In computer programming, a weak reference is a reference that does not protect the referenced object from collection by a garbage collector, unlike a strong reference.

That actually, surprisingly, makes a lot of sense! Wikipedia got me used to definitions like Coroutines are computer program components that generalize subroutines for non-preemptive multitasking by allowing execution to be suspended and resumed.

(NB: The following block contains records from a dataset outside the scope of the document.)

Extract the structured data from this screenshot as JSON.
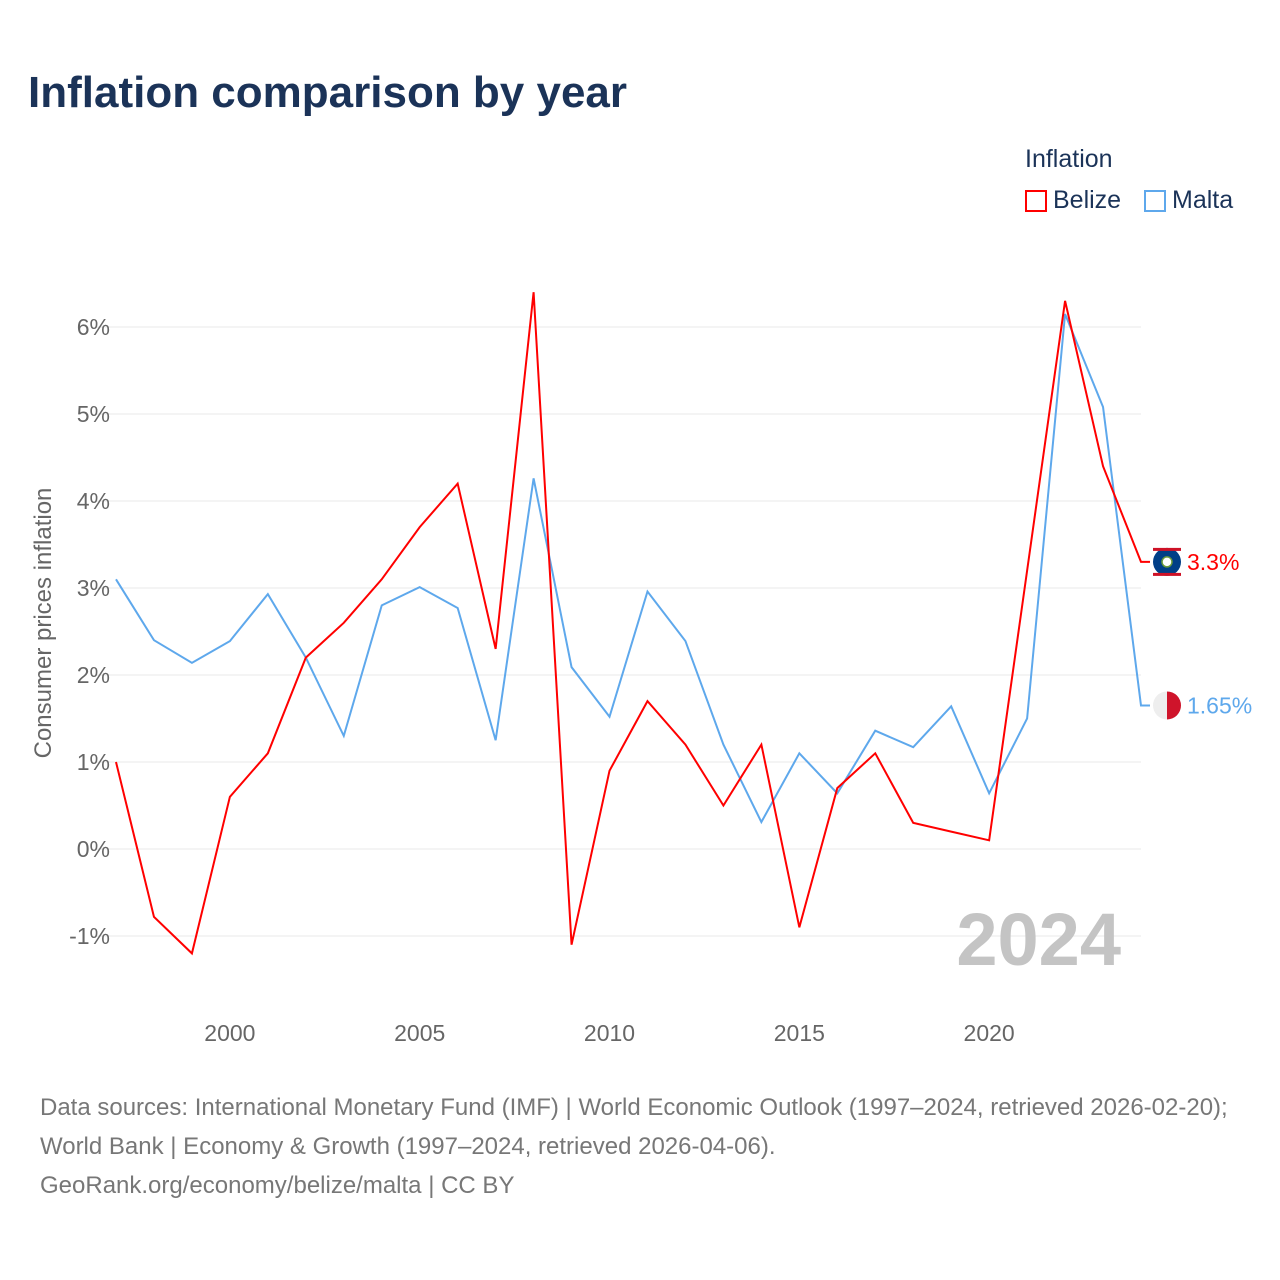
{
  "chart_data": {
    "type": "line",
    "title": "Inflation comparison by year",
    "ylabel": "Consumer prices inflation",
    "xlabel": "",
    "legend_title": "Inflation",
    "legend_placement": "top-right",
    "x": [
      1997,
      1998,
      1999,
      2000,
      2001,
      2002,
      2003,
      2004,
      2005,
      2006,
      2007,
      2008,
      2009,
      2010,
      2011,
      2012,
      2013,
      2014,
      2015,
      2016,
      2017,
      2018,
      2019,
      2020,
      2021,
      2022,
      2023,
      2024
    ],
    "xlim": [
      1997,
      2024
    ],
    "ylim": [
      -1.8,
      6.8
    ],
    "x_ticks": [
      2000,
      2005,
      2010,
      2015,
      2020
    ],
    "y_ticks": [
      -1,
      0,
      1,
      2,
      3,
      4,
      5,
      6
    ],
    "y_tick_labels": [
      "-1%",
      "0%",
      "1%",
      "2%",
      "3%",
      "4%",
      "5%",
      "6%"
    ],
    "year_watermark": "2024",
    "grid": true,
    "series": [
      {
        "name": "Belize",
        "color": "#ff0000",
        "end_label": "3.3%",
        "values": [
          1.0,
          -0.78,
          -1.2,
          0.6,
          1.1,
          2.2,
          2.6,
          3.1,
          3.7,
          4.2,
          2.3,
          6.4,
          -1.1,
          0.9,
          1.7,
          1.2,
          0.5,
          1.2,
          -0.9,
          0.7,
          1.1,
          0.3,
          0.2,
          0.1,
          3.2,
          6.3,
          4.4,
          3.3
        ]
      },
      {
        "name": "Malta",
        "color": "#5ea8ec",
        "end_label": "1.65%",
        "values": [
          3.1,
          2.4,
          2.14,
          2.39,
          2.93,
          2.2,
          1.3,
          2.8,
          3.01,
          2.77,
          1.25,
          4.26,
          2.09,
          1.52,
          2.96,
          2.39,
          1.2,
          0.31,
          1.1,
          0.64,
          1.36,
          1.17,
          1.64,
          0.64,
          1.5,
          6.15,
          5.08,
          1.65
        ]
      }
    ]
  },
  "footer": {
    "sources": "Data sources: International Monetary Fund (IMF) | World Economic Outlook (1997–2024, retrieved 2026-02-20); World Bank | Economy & Growth (1997–2024, retrieved 2026-04-06).",
    "credit": "GeoRank.org/economy/belize/malta | CC BY"
  }
}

Alright, what a WeakMap does, compared to a good old Map or {} is each individual key element in the set can be garbage-collected when they are not referenced somewhere else:

If this is the content of a regular Map / {}:

const bigObject = {
  id: 'spritesheet-1',
  data: [
    /* gigantic array with a lot of stuff */
  ],
  description: 'hello bla bla',
};

And you’re only using it in the code like this

const spritesheetID = bigObject.id;
// the gigantic array in myMap.data is in memory

The whole object and the gigantic array will remain in memory and will not be CGed until it or its references are destroyed.

Whereas if you use a weak map anything that isn’t being used in your program will be garbage-collected.

// create a WeakMap from the big object
const weakMap = new WeakMap(Object.entries(bigObject));

// gigantic array is garbage-collected
const spritesheetID = weakMap.get('id');

Now you could manually delete the keys of the object that you don’t use, but this trick saves you having to keep track of your usage because this isn’t C++.

People have also found other ways to use this with promises and more in this Stackoverflow thread.

That’s all for this post, it’s a simple concept but needed clarification for me so I thought I might as well share it.